In this way, when they reach the Middle School, where the principle becomes ‘the world is true’, and look also at the human potential for destruction, this rests on the foundation that has been established: a feeling of belonging to the world; that human beings have created something beautiful and meaningful; that they themselves have the potential to create or to destroy; and perhaps most importantly, that they have a choice about what they do with that potential.
Class Teachers stay with the same group of children for eight years, from age 7 to 14. This means that the teachers know their children very well and are best placed to understand what support or challenge each one needs, and to build on what has been learnt in previous years.

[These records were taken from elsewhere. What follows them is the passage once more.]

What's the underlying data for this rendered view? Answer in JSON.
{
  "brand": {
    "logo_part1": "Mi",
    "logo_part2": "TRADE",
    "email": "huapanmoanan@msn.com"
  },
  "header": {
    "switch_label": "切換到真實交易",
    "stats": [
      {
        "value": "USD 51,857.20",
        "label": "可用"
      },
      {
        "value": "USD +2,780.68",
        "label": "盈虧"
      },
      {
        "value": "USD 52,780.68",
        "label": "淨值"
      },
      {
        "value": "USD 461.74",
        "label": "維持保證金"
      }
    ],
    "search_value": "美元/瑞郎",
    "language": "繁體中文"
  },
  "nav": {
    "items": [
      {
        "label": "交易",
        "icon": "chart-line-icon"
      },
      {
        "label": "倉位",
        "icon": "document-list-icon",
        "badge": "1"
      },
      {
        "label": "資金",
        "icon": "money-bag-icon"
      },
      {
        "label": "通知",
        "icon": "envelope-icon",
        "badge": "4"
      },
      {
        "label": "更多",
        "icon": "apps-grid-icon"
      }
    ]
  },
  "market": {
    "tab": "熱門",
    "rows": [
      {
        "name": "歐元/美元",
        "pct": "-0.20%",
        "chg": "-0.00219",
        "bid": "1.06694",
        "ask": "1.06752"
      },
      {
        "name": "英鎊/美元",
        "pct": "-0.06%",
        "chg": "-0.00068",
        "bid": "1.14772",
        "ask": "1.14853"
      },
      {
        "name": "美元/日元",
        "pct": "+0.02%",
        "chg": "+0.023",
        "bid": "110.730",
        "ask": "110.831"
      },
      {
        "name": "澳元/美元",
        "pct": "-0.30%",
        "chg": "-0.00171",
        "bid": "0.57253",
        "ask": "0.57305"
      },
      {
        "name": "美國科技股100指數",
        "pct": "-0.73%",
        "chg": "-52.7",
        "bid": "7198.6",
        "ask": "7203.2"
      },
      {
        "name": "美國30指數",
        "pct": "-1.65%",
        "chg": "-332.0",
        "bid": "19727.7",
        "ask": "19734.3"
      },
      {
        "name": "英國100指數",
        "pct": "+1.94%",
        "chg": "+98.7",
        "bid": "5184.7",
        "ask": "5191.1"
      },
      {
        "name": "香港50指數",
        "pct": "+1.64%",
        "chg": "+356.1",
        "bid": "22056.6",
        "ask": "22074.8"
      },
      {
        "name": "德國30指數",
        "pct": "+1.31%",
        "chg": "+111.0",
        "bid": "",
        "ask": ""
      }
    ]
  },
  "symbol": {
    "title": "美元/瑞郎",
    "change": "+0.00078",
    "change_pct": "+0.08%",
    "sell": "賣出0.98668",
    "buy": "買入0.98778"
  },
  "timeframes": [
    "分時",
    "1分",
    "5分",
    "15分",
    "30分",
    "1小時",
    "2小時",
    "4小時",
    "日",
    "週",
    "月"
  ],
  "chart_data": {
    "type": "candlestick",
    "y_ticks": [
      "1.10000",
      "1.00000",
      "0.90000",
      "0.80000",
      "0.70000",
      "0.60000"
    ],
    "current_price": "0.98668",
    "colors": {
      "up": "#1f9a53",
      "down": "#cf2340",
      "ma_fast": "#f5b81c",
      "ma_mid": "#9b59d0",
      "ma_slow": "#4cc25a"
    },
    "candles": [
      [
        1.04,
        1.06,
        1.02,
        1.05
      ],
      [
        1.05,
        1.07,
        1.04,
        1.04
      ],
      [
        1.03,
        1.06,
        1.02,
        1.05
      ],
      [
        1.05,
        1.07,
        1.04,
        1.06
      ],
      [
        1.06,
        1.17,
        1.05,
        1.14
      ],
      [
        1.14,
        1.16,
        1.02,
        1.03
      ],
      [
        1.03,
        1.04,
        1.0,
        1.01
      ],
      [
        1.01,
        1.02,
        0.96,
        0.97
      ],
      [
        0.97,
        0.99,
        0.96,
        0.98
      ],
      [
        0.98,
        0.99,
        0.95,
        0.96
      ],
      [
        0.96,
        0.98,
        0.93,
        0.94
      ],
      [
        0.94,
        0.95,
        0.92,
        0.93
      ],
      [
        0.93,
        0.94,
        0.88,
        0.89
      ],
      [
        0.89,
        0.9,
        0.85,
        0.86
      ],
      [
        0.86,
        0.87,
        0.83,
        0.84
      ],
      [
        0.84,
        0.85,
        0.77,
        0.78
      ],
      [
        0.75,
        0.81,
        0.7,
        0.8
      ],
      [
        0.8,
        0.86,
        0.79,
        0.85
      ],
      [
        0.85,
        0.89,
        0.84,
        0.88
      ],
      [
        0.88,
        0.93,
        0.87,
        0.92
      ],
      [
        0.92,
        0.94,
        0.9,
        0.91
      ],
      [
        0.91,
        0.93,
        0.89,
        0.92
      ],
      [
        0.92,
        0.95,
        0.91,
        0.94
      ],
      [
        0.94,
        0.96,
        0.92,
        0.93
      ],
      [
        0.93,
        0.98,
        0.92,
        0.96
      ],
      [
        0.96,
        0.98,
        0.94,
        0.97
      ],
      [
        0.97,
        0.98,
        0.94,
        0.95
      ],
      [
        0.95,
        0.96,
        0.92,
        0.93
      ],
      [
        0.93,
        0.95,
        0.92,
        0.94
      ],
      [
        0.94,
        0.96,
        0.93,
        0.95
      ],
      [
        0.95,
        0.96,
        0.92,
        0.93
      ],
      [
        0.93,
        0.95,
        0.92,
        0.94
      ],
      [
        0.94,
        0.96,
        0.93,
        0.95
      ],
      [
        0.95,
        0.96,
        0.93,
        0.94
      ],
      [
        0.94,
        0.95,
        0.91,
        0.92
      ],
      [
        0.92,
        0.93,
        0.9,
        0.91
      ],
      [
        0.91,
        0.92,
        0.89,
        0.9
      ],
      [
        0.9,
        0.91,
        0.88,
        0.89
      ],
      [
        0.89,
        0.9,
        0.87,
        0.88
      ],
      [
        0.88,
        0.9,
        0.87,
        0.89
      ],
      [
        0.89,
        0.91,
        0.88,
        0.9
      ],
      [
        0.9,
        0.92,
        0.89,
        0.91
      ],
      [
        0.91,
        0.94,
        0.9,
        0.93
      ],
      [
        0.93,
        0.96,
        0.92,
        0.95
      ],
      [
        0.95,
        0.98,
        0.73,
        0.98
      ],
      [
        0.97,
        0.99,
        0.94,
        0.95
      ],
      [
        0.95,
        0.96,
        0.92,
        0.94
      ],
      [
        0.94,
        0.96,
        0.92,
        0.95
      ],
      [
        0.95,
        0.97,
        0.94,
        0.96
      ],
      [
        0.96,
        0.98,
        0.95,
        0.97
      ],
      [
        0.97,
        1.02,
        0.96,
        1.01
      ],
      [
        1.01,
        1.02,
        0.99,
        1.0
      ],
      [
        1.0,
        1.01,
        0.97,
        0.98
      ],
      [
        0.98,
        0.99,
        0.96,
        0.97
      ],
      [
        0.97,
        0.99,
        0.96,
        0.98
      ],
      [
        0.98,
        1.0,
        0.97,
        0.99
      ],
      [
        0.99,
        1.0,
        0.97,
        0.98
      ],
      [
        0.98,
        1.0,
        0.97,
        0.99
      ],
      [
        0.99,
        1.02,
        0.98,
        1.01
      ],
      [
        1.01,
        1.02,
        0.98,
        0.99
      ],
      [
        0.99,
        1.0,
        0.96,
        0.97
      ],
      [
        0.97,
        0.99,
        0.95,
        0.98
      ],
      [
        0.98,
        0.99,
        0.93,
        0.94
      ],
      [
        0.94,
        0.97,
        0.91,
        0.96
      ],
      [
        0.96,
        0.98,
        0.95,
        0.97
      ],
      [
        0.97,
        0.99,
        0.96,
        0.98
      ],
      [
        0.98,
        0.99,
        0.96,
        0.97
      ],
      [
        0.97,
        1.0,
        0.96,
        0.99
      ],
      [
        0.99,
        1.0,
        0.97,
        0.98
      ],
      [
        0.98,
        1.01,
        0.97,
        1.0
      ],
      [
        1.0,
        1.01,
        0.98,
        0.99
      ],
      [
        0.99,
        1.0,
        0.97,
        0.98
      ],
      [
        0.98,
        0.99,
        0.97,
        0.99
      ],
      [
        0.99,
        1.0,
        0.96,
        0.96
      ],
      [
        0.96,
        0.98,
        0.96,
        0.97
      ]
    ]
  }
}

This is a two-hour lesson first thing every morning in which subjects such as writing and reading, mathematics, geography, history and sciences are taught individually in three or four-week blocks. In this way, each topic can be entered into deeply and thoroughly for that time and, through continuity, the children can form a strong connection with what they are learning.
The Main Lesson is carefully and rhythmically structured so that the children have to listen, work independently, participate, collaborate and think at different times. The subjects taught in the Main Lesson are broad throughout the school and increase in diversity as the children get older.
We believe that children learn best through being active. Main Lessons often involve singing, music, recitation, movement, painting and drawing. These practical and artistic activities are not ‘added on’ to the conventional modes of learning; they are the mode of learning, and an integral part of any lesson. The children learn through them in a multi-sensory way, developing practical understanding, imagination and creativity.
As we have seen, the content of the lessons in each class is guided very much by the developmental needs – physical, emotional, cognitive – of the children in the class. The way children see the world and their place in it develops gradually, through identifiable stages, from total immersion to varying degrees of objectivity by the time they reach adulthood.
Beyond Middle school
At the end of Class 8, the children leave our school to continue their studies elsewhere. For the past 30 years, we have fostered strong relationships with the wider education community. The children have gone onto to succeed at local state and independent schools as well as performing arts schools in the area before deciding on their further education needs.